Students should know that uranium is mined either by open pit or by underground technology, depending on the depth of the ore body. They should explore the advantages of each method. Points of comparison could include labour costs, required machinery, safety hazards, ventilation, weather, supplies and equipment and removal of debris. Cost estimates around maintenance, repairs, fuel costs and electricity can be obtained from the offices of either Cogema or Cameco in La Ronge.

Students can take a virtual tour of a Cogema mine in Saskatchewan on the Keewatin Career Development Corporation website. The bibliography contains the address of the site.

Students could continue to add to a glossary of terms, if they began one in Module 12.

13.2
To identify the main technological challenges in uranium mining and describe some of the major changes in mining technology over the past 50 years.

Students will be aware of two key requirements to accessing the ore – removing or bypassing the overburden as cheaply as possible and removing the ground water.

Students should know that technology has changed mining considerably. Until 1975 the mines were labour intensive. INCO, the largest nickel producer in the world, went from a labour force of over 25,000 in 1970 to under 9,000 in the year 2000 while increasing the amount of nickel it produced. The technology has become more sophisticated, with workers requiring more education and training; for example, the person running the McLean Lake mining operation has a doctoral degree in chemical engineering.

Exposure to radiation remains the number one safety concern in uranium mining. The Cigar Lake Mine has such high levels of radiation that people cannot be exposed to the ore. Robotics engineering has made it unnecessary for humans to be near the face of the ore body

Students could construct a model of one of the two mine types and if desired could conduct in a number of science-engineering projects, such as building machinery or using remote-controlled robotic toys to simulate a mining environment.

13.3
To explore factors affecting the cost of opening and operating a mine.

Students should be aware of the costs involved in opening a mine. Locating the ore body involves millions of dollars of expenditure, with the possibility of no return. Infrastructure costs (technical needs, knowledge needs, transportation systems, etc.) usually run into the billions of dollars. Because one company usually cannot afford to open a mine by itself, partnerships with other companies help minimize the liability.

Students could work on a number of cost related problems facing mine supervisors. For example, is it cheaper to buy a new scoop tram or rebuild an old one? Costs of materials and running operations can be obtained from the Cogema office in La Ronge.

A comparison of the start up costs, potential profit and risks of a business familiar to students, such as farming or a retail store, could be done.
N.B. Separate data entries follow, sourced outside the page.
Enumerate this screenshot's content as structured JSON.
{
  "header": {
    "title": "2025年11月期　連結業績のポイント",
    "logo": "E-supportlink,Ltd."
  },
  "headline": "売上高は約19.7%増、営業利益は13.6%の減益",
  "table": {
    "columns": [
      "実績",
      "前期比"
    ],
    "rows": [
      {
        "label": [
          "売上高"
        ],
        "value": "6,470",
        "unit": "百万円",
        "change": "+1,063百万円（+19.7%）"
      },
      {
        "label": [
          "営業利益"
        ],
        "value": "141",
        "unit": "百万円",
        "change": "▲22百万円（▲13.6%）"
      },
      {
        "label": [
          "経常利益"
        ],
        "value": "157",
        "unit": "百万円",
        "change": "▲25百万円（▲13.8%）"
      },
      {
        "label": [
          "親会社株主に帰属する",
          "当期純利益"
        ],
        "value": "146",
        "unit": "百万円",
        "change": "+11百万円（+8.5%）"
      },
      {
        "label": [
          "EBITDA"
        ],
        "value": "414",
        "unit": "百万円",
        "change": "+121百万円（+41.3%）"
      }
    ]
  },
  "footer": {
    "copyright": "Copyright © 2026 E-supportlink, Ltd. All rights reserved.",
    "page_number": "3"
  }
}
Students working in groups could modify the game of Monopoly so that it reflects the mining reality for northern Saskatchewan.

13.4
To describe and model the basic processes involved in a milling operation and to examine some ongoing mill operating issues.
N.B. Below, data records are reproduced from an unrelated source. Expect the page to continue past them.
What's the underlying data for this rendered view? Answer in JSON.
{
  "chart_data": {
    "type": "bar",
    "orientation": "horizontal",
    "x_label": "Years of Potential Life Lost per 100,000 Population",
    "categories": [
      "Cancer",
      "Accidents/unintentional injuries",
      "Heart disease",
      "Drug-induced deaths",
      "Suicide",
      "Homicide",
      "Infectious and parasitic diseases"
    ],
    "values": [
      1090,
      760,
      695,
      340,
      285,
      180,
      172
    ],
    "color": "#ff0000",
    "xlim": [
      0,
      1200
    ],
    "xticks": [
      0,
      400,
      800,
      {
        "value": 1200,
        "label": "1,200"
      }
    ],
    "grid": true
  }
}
Students can take a virtual tour of a Cogema mill in Saskatchewan on the Keewatin Career Development Corporation website.

Students will understand the process to extract uranium from the ore through a series of steps – crushing, dissolving the uranium into a solution, precipitating the uranium from solution, drying the uranium and getting rid of the waste.
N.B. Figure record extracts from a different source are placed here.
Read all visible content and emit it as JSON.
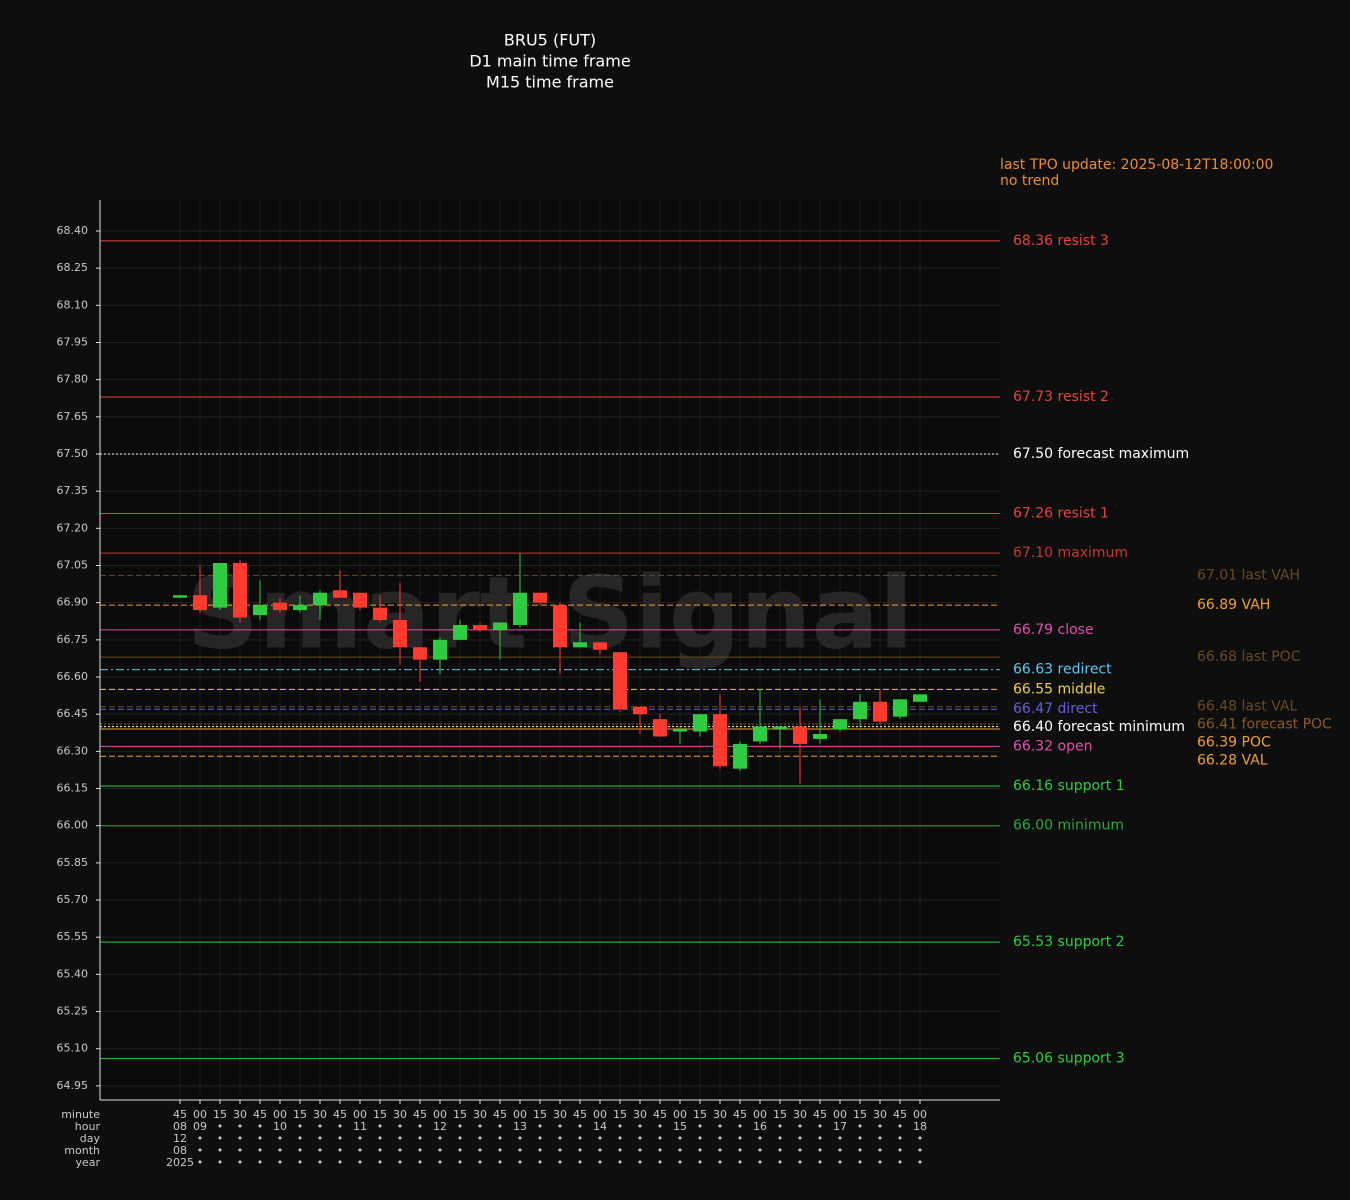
{
  "chart_data": {
    "type": "candlestick",
    "title_lines": [
      "BRU5 (FUT)",
      "D1 main time frame",
      "M15 time frame"
    ],
    "info_lines": [
      "last TPO update: 2025-08-12T18:00:00",
      "no trend"
    ],
    "watermark": "Smart Signal",
    "ylim": [
      64.893,
      68.525
    ],
    "yticks": [
      {
        "value": 64.95,
        "label": "64.95"
      },
      {
        "value": 65.1,
        "label": "65.10"
      },
      {
        "value": 65.25,
        "label": "65.25"
      },
      {
        "value": 65.4,
        "label": "65.40"
      },
      {
        "value": 65.55,
        "label": "65.55"
      },
      {
        "value": 65.7,
        "label": "65.70"
      },
      {
        "value": 65.85,
        "label": "65.85"
      },
      {
        "value": 66.0,
        "label": "66.00"
      },
      {
        "value": 66.15,
        "label": "66.15"
      },
      {
        "value": 66.3,
        "label": "66.30"
      },
      {
        "value": 66.45,
        "label": "66.45"
      },
      {
        "value": 66.6,
        "label": "66.60"
      },
      {
        "value": 66.75,
        "label": "66.75"
      },
      {
        "value": 66.9,
        "label": "66.90"
      },
      {
        "value": 67.05,
        "label": "67.05"
      },
      {
        "value": 67.2,
        "label": "67.20"
      },
      {
        "value": 67.35,
        "label": "67.35"
      },
      {
        "value": 67.5,
        "label": "67.50"
      },
      {
        "value": 67.65,
        "label": "67.65"
      },
      {
        "value": 67.8,
        "label": "67.80"
      },
      {
        "value": 67.95,
        "label": "67.95"
      },
      {
        "value": 68.1,
        "label": "68.10"
      },
      {
        "value": 68.25,
        "label": "68.25"
      },
      {
        "value": 68.4,
        "label": "68.40"
      }
    ],
    "grid": true,
    "up_color": "#2ecc40",
    "down_color": "#ff3b30",
    "open": [
      66.92,
      66.93,
      66.88,
      67.06,
      66.85,
      66.9,
      66.87,
      66.89,
      66.95,
      66.94,
      66.88,
      66.83,
      66.72,
      66.67,
      66.75,
      66.81,
      66.79,
      66.81,
      66.94,
      66.89,
      66.72,
      66.74,
      66.7,
      66.48,
      66.43,
      66.38,
      66.38,
      66.45,
      66.23,
      66.34,
      66.39,
      66.4,
      66.35,
      66.39,
      66.43,
      66.5,
      66.44,
      66.5
    ],
    "high": [
      66.93,
      67.05,
      67.06,
      67.07,
      66.99,
      66.92,
      66.93,
      66.95,
      67.03,
      66.94,
      66.93,
      66.98,
      66.72,
      66.76,
      66.83,
      66.82,
      66.82,
      67.1,
      66.94,
      66.9,
      66.82,
      66.74,
      66.7,
      66.48,
      66.45,
      66.4,
      66.45,
      66.53,
      66.34,
      66.55,
      66.4,
      66.48,
      66.51,
      66.43,
      66.53,
      66.55,
      66.51,
      66.53
    ],
    "low": [
      66.92,
      66.86,
      66.87,
      66.82,
      66.83,
      66.86,
      66.86,
      66.83,
      66.92,
      66.87,
      66.82,
      66.65,
      66.58,
      66.61,
      66.75,
      66.78,
      66.67,
      66.8,
      66.89,
      66.61,
      66.72,
      66.69,
      66.46,
      66.37,
      66.36,
      66.33,
      66.36,
      66.23,
      66.22,
      66.33,
      66.31,
      66.17,
      66.33,
      66.38,
      66.4,
      66.41,
      66.43,
      66.5
    ],
    "close": [
      66.93,
      66.87,
      67.06,
      66.84,
      66.89,
      66.87,
      66.89,
      66.94,
      66.92,
      66.88,
      66.83,
      66.72,
      66.67,
      66.75,
      66.81,
      66.79,
      66.82,
      66.94,
      66.9,
      66.72,
      66.74,
      66.71,
      66.47,
      66.45,
      66.36,
      66.39,
      66.45,
      66.24,
      66.33,
      66.4,
      66.4,
      66.33,
      66.37,
      66.43,
      66.5,
      66.42,
      66.51,
      66.53
    ],
    "x_axis_rows": [
      {
        "name": "minute",
        "labels": [
          "45",
          "00",
          "15",
          "30",
          "45",
          "00",
          "15",
          "30",
          "45",
          "00",
          "15",
          "30",
          "45",
          "00",
          "15",
          "30",
          "45",
          "00",
          "15",
          "30",
          "45",
          "00",
          "15",
          "30",
          "45",
          "00",
          "15",
          "30",
          "45",
          "00",
          "15",
          "30",
          "45",
          "00",
          "15",
          "30",
          "45",
          "00"
        ]
      },
      {
        "name": "hour",
        "labels": [
          "08",
          "09",
          "•",
          "•",
          "•",
          "10",
          "•",
          "•",
          "•",
          "11",
          "•",
          "•",
          "•",
          "12",
          "•",
          "•",
          "•",
          "13",
          "•",
          "•",
          "•",
          "14",
          "•",
          "•",
          "•",
          "15",
          "•",
          "•",
          "•",
          "16",
          "•",
          "•",
          "•",
          "17",
          "•",
          "•",
          "•",
          "18"
        ]
      },
      {
        "name": "day",
        "labels": [
          "12",
          "•",
          "•",
          "•",
          "•",
          "•",
          "•",
          "•",
          "•",
          "•",
          "•",
          "•",
          "•",
          "•",
          "•",
          "•",
          "•",
          "•",
          "•",
          "•",
          "•",
          "•",
          "•",
          "•",
          "•",
          "•",
          "•",
          "•",
          "•",
          "•",
          "•",
          "•",
          "•",
          "•",
          "•",
          "•",
          "•",
          "•"
        ]
      },
      {
        "name": "month",
        "labels": [
          "08",
          "•",
          "•",
          "•",
          "•",
          "•",
          "•",
          "•",
          "•",
          "•",
          "•",
          "•",
          "•",
          "•",
          "•",
          "•",
          "•",
          "•",
          "•",
          "•",
          "•",
          "•",
          "•",
          "•",
          "•",
          "•",
          "•",
          "•",
          "•",
          "•",
          "•",
          "•",
          "•",
          "•",
          "•",
          "•",
          "•",
          "•"
        ]
      },
      {
        "name": "year",
        "labels": [
          "2025",
          "•",
          "•",
          "•",
          "•",
          "•",
          "•",
          "•",
          "•",
          "•",
          "•",
          "•",
          "•",
          "•",
          "•",
          "•",
          "•",
          "•",
          "•",
          "•",
          "•",
          "•",
          "•",
          "•",
          "•",
          "•",
          "•",
          "•",
          "•",
          "•",
          "•",
          "•",
          "•",
          "•",
          "•",
          "•",
          "•",
          "•"
        ]
      }
    ],
    "levels": [
      {
        "value": 68.36,
        "label": "68.36 resist 3",
        "color": "#e8413c",
        "style": "solid",
        "column": 1
      },
      {
        "value": 67.73,
        "label": "67.73 resist 2",
        "color": "#e8413c",
        "style": "solid",
        "column": 1
      },
      {
        "value": 67.5,
        "label": "67.50 forecast maximum",
        "color": "#ffffff",
        "style": "dotted",
        "column": 1
      },
      {
        "value": 67.26,
        "label": "67.26 resist 1",
        "color": "#e8413c",
        "style": "solid",
        "column": 1
      },
      {
        "value": 67.1,
        "label": "67.10 maximum",
        "color": "#c8342f",
        "style": "solid",
        "column": 1
      },
      {
        "value": 67.01,
        "label": "67.01 last VAH",
        "color": "#6b4a1e",
        "style": "dashed",
        "column": 2
      },
      {
        "value": 66.89,
        "label": "66.89 VAH",
        "color": "#f0a030",
        "style": "dashed",
        "column": 2
      },
      {
        "value": 66.79,
        "label": "66.79 close",
        "color": "#e050b0",
        "style": "solid",
        "column": 1
      },
      {
        "value": 66.68,
        "label": "66.68 last POC",
        "color": "#6b4a1e",
        "style": "solid",
        "column": 2
      },
      {
        "value": 66.63,
        "label": "66.63 redirect",
        "color": "#5bc8f0",
        "style": "dashdot",
        "column": 1
      },
      {
        "value": 66.55,
        "label": "66.55 middle",
        "color": "#f0d040",
        "style": "dashed",
        "column": 1
      },
      {
        "value": 66.48,
        "label": "66.48 last VAL",
        "color": "#6b4a1e",
        "style": "dashed",
        "column": 2
      },
      {
        "value": 66.47,
        "label": "66.47 direct",
        "color": "#6060e0",
        "style": "dashed",
        "column": 1
      },
      {
        "value": 66.41,
        "label": "66.41 forecast POC",
        "color": "#8a5a22",
        "style": "dotted",
        "column": 2
      },
      {
        "value": 66.4,
        "label": "66.40 forecast minimum",
        "color": "#ffffff",
        "style": "dotted",
        "column": 1
      },
      {
        "value": 66.39,
        "label": "66.39 POC",
        "color": "#f0a030",
        "style": "solid",
        "column": 2
      },
      {
        "value": 66.32,
        "label": "66.32 open",
        "color": "#e050b0",
        "style": "solid",
        "column": 1
      },
      {
        "value": 66.28,
        "label": "66.28 VAL",
        "color": "#f0a030",
        "style": "dashed",
        "column": 2
      },
      {
        "value": 66.16,
        "label": "66.16 support 1",
        "color": "#2ecc40",
        "style": "solid",
        "column": 1
      },
      {
        "value": 66.0,
        "label": "66.00 minimum",
        "color": "#27a838",
        "style": "solid",
        "column": 1
      },
      {
        "value": 65.53,
        "label": "65.53 support 2",
        "color": "#2ecc40",
        "style": "solid",
        "column": 1
      },
      {
        "value": 65.06,
        "label": "65.06 support 3",
        "color": "#2ecc40",
        "style": "solid",
        "column": 1
      }
    ]
  }
}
To simulate the process in simple experimental form, students could try to extract 100% salt from a known sand-salt mixture. Or they could try a more complex set of simulations, as follows:

Students could try to solve a problem that occurs in the first phase of the milling process: grinding. In each group there will be an operator, a quality control person, an engineer and a safety patrol. The students' job is to evaluate how a sugar cube can be crushed using different resources (a bag of marbles, a rolling pin, mortar and pestle, large weights, e.g., someone's foot). The evaluation should take into consideration the different perspectives offered by each group member.

Students, working in the same "specialist" teams, could try to solve a problem that occurs in the second (slurry) and third (precipitate) phases of the milling process. Their job is to evaluate how to take the crushed sugar from experiment 1, add it to an oil/water solution and separate the two liquids. In this case the oil represents sulphuric acid. Again, stress the need to retrieve 100% of the uranium (sugar). The oil is sent to the tailings pond.

Finally, the same teams could solve a problem that occurs in the fourth phase (drying) of the milling process. The students' job is to evaluate which process - heating or evaporation - works the best in retrieving the sugar.

In simulating mill operation issues, students could try, for example, to solve air and water quality problems in the mill. The usual teams of "specialists" could evaluate how to purify a sample of dirty air or water and how to dispose of the waste materials. As well, students could work on a number of cost-related problems facing mill supervisors. For example, is it cheaper to hire a new worker or have workers work overtime? Costs of materials and running operations can be obtained from the Cogema office in La Ronge.